Business Outlook: Housing Demand Stabilizes

Just as the housing collapse has played an outsize role in the recession, a housing turnaround will be crucial to a recovery in the broader economy. In both 2007 and 2008 the direct effect of the housing slump subtracted about one percentage point from overall economic growth, and the drag in the first quarter of 2009 was 1.4 points. That doesn't include the indirect losses of housing-related jobs, spending, and consumer wealth. Recent signs that housing activity is at least stabilizing are a milestone. Just removing the heavy downward pull on growth will be an important first step toward an upturn in the overall economy.

Any housing revival will follow the typical path of past recoveries: Improving sales will lift new construction, followed by a firming in prices. This process is finally starting, but the headwinds are still fierce. Record affordability is offset by tight credit and rising unemployment. Builders see demand improving, but not fast enough to unload the bulk of their inventories. And foreclosures continue to put homes back on the market, keeping intense downward pressure on prices.

The three-year drop-off in demand has clearly bottomed out. Sales of existing homes rose 2.9% in April and have been close to stable since November. But the National Association of Realtors (NAR) says about 45% of sales are "distressed" properties, including foreclosures and short sales. As these sales taper off, traditional buying will come under more pressure to take up the slack. Sales in the first quarter are up 117% from the previous year in Nevada, 81% in California, 50% in Arizona, and 25% in Florida. Overall purchases are down 7%, but excluding those four states, sales are off 19%.

The benefit of these distressed sales is that they reduce inventory in the areas that account for much of the overhang of unsold homes. In April, NAR said the total number of homes for sale had fallen 12.8% from the year before, although weak sales have kept supply at a high 10.2 months. If a home is not listed, however, it is not included in NAR's inventory. Economists at UBS (UBS) note that U.S. Census Dept. data through the first quarter show a rising number of vacant homes being held off the market, which could imply that inventories are higher than measured. Although there are no hard data, lenders might be bringing their problem properties to market slowly to control prices.

While conditions remain tough, first-time home buyers are doing well. Given low prices and mortgage rates and Washington's $8,000 tax credit, first timers accounted for about 40% of all April sales, says NAR. These buyers aren't chained to an existing home whose value is falling, and they have not suffered big losses in their net worth.
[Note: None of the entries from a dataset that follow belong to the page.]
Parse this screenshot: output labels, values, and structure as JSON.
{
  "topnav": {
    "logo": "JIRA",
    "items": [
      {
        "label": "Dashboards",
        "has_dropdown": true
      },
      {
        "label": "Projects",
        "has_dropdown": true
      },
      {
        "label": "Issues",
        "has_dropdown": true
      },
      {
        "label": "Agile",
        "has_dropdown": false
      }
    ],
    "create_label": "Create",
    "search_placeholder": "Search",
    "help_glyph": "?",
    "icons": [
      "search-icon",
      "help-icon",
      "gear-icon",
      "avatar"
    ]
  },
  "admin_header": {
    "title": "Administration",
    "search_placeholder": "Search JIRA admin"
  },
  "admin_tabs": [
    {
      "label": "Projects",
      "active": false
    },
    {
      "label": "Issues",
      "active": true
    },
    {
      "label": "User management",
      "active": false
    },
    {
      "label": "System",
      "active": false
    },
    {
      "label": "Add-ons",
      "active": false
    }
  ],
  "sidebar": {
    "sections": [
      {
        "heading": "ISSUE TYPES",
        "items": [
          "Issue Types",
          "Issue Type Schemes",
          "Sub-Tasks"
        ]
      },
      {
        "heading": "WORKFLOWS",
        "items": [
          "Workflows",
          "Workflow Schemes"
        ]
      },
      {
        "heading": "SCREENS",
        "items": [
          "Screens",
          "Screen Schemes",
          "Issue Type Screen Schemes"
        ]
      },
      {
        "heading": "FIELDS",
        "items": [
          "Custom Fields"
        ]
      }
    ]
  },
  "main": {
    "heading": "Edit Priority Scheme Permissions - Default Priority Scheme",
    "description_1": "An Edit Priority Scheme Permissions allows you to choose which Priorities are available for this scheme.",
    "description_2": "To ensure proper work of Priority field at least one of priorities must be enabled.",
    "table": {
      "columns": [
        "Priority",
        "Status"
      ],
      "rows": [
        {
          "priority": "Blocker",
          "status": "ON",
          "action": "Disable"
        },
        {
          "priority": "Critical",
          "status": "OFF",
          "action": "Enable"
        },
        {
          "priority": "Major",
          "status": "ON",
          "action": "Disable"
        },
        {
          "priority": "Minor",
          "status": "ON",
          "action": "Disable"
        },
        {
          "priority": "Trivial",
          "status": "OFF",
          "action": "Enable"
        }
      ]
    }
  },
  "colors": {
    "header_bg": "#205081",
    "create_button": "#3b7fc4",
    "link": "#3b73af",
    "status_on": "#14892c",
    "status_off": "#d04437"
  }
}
Firmer home prices will be the last stage of the housing recovery. Through March, Standard & Poor's Case Shiller Home Price Index was down 32% from its 2006 peak. Economists at Capital Economics say the index shows prices are now 18% undervalued based on the long-term relationship between prices and per-capita income and 9% undervalued relative to rents. But it's not unusual for prices to keep falling well below fair value after a period of overvaluation.

Indeed, rising foreclosures will keep downward pressure on home values. Washington's $75 billion effort to stem foreclosures by helping some 9 million "at risk" homeowners to modify their mortgages is off to a slow start. As of mid-May only 55,000 have received modifications, while in April alone lenders issued a record 342,000 foreclosure notices, according to RealtyTrac. As the program picks up speed, it will help to limit the foreclosures when more homeowners are pushed into default by the recession's effect on jobs and incomes.

The good news is that, despite the recession, housing demand is managing to stabilize. Clearly, stiff headwinds will limit any upturn, but just taking away housing's minus will be a plus for overall growth.